A arrecadação humanitária virou um negócio em que os doadores competem por espaço na mídia, diz o especialista em assistência humanitária e desenvolvimento Paolo de Renzio, pesquisador de governança econômica global no Departamento de Política e Relações Internacionais da Universidade de Oxford.
FOLHA - Como é o funil que converte fundos em ações?
PAOLO RENZIO - O problema é que há vários funis: a ONU e suas agências, os governos dos países, as ONGs, cada um agindo separadamente. A arrecadação humanitária virou um "business", um negócio em que cada um quer se mostrar em ação.
FOLHA - Uma vitrine?
RENZIO - Exato. Como há muita atenção da mídia em curto período, todos querem aparecer doando.
FOLHA - O que muda na arrecadação após um grande desastre em relação à ajuda para o desenvolvimento?
RENZIO - Publicidade, urgência, retorno imediato. Um problema pode ser o cansaço da opinião publica em relação aos desastres. Outro é que, quando o mídia vai embora, todo o mundo esquece. O terceiro problema é a fragmentação e a falta de coordenação na arrecadação e a escassa transparência e prestação de contas.
FOLHA - E o planejamento?
RENZIO - Há necessidade de resposta imediata e há questões de coordenação. É preciso preparação prévia. A pressão em gastar os fundos com rapidez pode levar a ineficiências. Há doadores que fixam prazos de seis meses. Avaliar a eficácia das ações também muda, com indicadores de curto prazo no caso de desastres e de médio-longo prazo para ajuda ao desenvolvimento. Seria importante ligar os dois.

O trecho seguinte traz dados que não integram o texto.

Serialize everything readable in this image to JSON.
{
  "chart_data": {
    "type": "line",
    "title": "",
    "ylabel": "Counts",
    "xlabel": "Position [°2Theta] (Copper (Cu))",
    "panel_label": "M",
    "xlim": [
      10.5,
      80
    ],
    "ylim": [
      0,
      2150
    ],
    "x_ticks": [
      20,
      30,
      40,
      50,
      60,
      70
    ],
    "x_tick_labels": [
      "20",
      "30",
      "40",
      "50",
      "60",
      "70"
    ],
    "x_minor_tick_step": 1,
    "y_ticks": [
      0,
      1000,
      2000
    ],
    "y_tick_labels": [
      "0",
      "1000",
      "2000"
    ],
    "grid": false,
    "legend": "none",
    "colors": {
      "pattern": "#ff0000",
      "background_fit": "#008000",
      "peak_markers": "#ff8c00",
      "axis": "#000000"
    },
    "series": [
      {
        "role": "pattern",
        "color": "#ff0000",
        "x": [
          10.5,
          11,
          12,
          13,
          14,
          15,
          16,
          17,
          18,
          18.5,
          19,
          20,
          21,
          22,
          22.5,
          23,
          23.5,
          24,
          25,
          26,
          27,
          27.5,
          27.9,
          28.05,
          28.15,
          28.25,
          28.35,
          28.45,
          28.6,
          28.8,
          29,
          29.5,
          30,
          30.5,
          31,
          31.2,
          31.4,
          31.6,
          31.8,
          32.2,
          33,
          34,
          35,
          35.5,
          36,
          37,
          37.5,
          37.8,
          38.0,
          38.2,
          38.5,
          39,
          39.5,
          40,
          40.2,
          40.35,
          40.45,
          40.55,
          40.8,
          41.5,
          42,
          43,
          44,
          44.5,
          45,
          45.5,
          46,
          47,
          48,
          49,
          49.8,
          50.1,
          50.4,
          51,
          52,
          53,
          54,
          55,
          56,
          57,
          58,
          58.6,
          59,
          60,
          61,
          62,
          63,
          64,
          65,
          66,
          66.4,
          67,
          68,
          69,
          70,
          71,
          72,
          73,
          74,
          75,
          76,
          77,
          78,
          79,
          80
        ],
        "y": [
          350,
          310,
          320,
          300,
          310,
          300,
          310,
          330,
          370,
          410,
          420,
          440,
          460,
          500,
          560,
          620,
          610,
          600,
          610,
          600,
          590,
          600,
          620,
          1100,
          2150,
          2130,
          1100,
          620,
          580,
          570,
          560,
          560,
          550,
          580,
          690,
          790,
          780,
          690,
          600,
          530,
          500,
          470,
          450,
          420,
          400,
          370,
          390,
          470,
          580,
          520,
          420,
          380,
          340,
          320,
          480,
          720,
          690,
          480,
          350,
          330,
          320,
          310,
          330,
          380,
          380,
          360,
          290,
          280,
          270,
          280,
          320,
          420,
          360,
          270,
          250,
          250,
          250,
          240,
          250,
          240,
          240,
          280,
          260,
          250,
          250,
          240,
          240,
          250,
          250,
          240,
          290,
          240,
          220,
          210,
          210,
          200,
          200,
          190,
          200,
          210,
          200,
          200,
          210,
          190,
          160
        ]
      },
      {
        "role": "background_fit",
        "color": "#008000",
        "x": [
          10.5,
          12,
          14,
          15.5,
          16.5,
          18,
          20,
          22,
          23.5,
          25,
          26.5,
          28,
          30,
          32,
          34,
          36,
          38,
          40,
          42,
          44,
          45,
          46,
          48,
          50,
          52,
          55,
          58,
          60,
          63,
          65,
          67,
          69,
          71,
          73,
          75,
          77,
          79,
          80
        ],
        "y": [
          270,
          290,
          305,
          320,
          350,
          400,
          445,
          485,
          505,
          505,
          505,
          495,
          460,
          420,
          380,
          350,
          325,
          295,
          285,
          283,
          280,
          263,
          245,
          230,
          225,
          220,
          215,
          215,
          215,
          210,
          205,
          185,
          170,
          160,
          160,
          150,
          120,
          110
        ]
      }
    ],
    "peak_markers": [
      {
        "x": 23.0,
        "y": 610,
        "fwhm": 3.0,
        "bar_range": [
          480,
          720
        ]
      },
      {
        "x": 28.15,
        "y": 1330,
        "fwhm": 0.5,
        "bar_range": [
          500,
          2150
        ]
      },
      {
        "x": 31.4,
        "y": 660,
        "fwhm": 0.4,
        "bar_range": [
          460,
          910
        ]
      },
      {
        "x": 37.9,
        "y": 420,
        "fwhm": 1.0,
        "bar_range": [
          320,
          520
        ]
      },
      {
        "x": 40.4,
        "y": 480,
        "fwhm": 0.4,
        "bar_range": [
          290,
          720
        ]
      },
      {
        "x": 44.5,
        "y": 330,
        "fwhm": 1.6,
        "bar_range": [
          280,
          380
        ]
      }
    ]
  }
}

FOLHA - Há estimativa de quanto da arrecadação se converte em ajuda a flagelados?
RENZIO - Difícil. Tenho visto números que variam de 5% a 50% dos fundos.
FOLHA - Qual o maior obstáculo ao bom uso dos fundos?
RENZIO - Falta de coordenação; falta de consideração da ligação com a fase de reconstrução; uso exclusivo de materiais importados. Por exemplo, não se pode fazer abrigos temporários e se esquecer que será preciso reconstruir as moradias quando o foco da mídia mudar e as doações sumirem.
FOLHA - No Haiti, onde a governança é quase nula, qual o caminho para aplicar a verba?
RENZIO - O Haiti é um caso especial, pois já considerava a infraestrutura do governo fraca e ela foi destruída, o epicentro foi na capital. É diferente do que houve na Indonésia ou no Peru. Por isso, canais paralelos são obrigatórios. O problema é coordenar.
FOLHA - A ONU diz que a arrecadação é transparente. Mas não monitora a aplicação.
RENZIO - Isso é um problema mais geral do sistema da ajuda internacional. Sabe-se quanto se quer gastar, menos sobre o que foi gasto e quase nada sobre como foi gasto.
Fonte: Folha de São Paulo, 18/01/2010.